У Нямжав отлегло от сердца: мастер, кажется, ничего не заподозрил. И она молодец — сказала так, как попросила подруга. «А вранье ли это, хорошо это или плохо — там видно будет». Нямжав поспешила в цех. Грузчики уже тащили туда мешки с шерстью.
— Это все овечья шерсть, грязная и длинная, — сказал кто-то из них.
— Эй, девчата, пошевеливайтесь! — крикнул другой грузчик. — А то машина остановится!
В одном из углов огромного цеха громоздилась гора шерсти: ее доставляли сюда на тележках в мешках и сваливали в кучу, очень тускло светилась огромная лампа, подвешенная к потолку, порой даже трудно было дышать от поднимавшихся испарений.
Нямжав принялась за очистку шерсти: мусор она бросила в огромный мешок из дерюги.
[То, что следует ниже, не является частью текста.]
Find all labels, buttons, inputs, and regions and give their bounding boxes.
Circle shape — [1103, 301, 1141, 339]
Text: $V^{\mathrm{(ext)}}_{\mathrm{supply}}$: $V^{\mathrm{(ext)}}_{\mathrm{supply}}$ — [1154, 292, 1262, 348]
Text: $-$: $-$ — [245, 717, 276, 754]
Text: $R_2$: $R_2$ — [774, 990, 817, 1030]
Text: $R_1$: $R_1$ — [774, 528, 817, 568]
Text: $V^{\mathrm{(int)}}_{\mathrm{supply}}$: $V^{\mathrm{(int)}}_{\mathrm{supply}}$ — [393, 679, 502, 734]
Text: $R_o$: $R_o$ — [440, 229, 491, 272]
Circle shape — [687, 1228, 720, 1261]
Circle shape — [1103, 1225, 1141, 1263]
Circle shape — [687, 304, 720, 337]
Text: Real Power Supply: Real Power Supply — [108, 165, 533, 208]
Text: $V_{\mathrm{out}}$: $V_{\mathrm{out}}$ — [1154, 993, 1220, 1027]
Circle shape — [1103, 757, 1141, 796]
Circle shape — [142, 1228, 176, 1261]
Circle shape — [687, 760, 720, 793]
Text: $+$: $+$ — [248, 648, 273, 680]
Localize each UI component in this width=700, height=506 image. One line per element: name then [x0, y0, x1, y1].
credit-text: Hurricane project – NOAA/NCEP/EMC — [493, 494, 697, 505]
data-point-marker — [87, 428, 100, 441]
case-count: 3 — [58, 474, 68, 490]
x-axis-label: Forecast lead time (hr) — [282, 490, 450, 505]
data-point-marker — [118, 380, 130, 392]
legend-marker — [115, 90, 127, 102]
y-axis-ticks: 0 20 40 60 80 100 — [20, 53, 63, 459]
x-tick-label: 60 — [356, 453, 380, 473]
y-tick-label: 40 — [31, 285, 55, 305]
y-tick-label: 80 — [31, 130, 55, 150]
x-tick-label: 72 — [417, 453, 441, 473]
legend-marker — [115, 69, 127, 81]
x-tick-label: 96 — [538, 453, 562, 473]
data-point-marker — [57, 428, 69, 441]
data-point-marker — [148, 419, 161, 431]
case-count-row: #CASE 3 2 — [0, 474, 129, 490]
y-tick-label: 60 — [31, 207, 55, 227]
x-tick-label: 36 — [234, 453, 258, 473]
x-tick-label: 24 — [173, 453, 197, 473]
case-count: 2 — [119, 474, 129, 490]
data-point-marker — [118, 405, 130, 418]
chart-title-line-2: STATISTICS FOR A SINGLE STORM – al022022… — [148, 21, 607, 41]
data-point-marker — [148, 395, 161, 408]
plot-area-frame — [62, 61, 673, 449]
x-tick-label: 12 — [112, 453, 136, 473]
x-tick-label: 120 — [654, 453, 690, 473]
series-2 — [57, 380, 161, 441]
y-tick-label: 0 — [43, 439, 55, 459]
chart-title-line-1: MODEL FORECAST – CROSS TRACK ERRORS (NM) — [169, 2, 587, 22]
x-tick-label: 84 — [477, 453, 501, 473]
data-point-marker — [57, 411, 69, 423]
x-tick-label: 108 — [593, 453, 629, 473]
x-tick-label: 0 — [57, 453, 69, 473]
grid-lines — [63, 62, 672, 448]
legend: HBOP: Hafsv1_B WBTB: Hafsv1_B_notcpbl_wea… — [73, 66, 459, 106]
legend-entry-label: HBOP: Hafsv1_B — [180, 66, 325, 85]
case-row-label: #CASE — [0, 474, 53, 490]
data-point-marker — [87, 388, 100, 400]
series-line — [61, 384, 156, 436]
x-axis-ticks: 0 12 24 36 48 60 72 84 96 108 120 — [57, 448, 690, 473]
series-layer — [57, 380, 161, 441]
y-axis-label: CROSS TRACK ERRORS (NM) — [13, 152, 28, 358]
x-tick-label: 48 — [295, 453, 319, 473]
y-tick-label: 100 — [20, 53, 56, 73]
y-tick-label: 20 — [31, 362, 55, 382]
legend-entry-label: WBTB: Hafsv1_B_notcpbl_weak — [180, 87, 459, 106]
Потом работницы сортировочного цеха должны были разобрать шерсть по сортам, погрузить мешки и отвезти к шерстомойной машине. Девушки работали быстро и сноровисто, однако гора шерсти почти не уменьшалась.
Осенью, когда Нямжав впервые пришла сюда, ее поставили ученицей к Ханде — опытной сортировщице. Через месяц Нямжав научилась отличать хорошую шерсть от брака, сортировать и нумеровать ее. Для нее, привыкшей сызмальства к тяжелой работе, труд на фабрике не был тяжел. Однако в быстроте и сноровке она иногда все еще уступала своим напарницам.
Кроме того, Нямжав старалась сортировать шерсть как можно тщательнее, и на это уходило много времени.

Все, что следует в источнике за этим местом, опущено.